L’inclusion des 50 ans et plus peut partiellement répondre à ces problématiques et constitue un levier stratégique pour la marque employeur. Valoriser l’expérience et les compétences en place favorise la rétention des talents qualifiés. Cela place l’humain, quel que soit son âge, au cœur de l’entreprise et témoigne de l’engagement social de l’organisation, envoyant un signal positif aux futurs candidats et partenaires potentiels.
Le rôle des RH
Les RH ont un rôle central à jouer dans l’inclusion des plus de 50 ans. Ils sont chargés de créer un environnement propice à leur intégration en favorisant la diversité, en proposant des opportunités de développement professionnel et en veillant à combattre les stéréotypes liés à l’âge.
« L’intergénérationnel, c’est la cohésion, le lien, la solidarité, le partage. »
Quelques idées d’actions concrètes à mettre en place :
- Évaluer la politique RH d’une entreprise en matière d’inclusion des 50 ans et plus. Pour cela, réaliser une analyse quantitative et qualitative de la politique RH pour mettre en place un plan d’action adapté (recrutement, rémunération, formation, évolution et mobilité interne).
- Prévenir la discrimination et l’âgisme en lançant des campagnes de communication interne et externe, et concevoir une procédure de signalement pour traiter les incidents liés à l’âge.
- Former continuellement les 50 ans et plus. Il convient d’encourager une culture de l’apprentissage et d’offrir des opportunités de formation pour développer leurs compétences et faciliter la reconversion ou l’évolution professionnelle.

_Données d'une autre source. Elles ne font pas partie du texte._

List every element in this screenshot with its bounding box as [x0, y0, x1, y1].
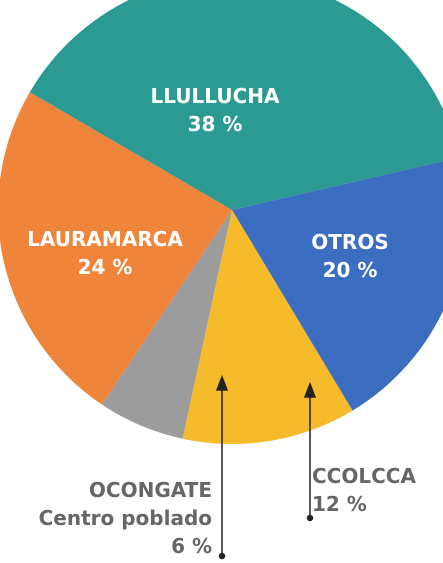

- Développer des méthodes de transmission intergénérationnelle. Cela peut passer par la pratique du reverse mentoring pour favoriser le partage des savoir-faire, par l’organisation d’ateliers collaboratifs.
- Former les jeunes managers. Investir dans des formations spécifiques permet aux jeunes managers d’apprendre à encadrer des profils seniors.
- Mettre en place des politiques de protection de la santé et de soutien à l’aidance.
- Adapter les conditions de travail selon les besoins.
- Mettre en place un programme de transition vers la retraite pour faciliter ce passage en douceur.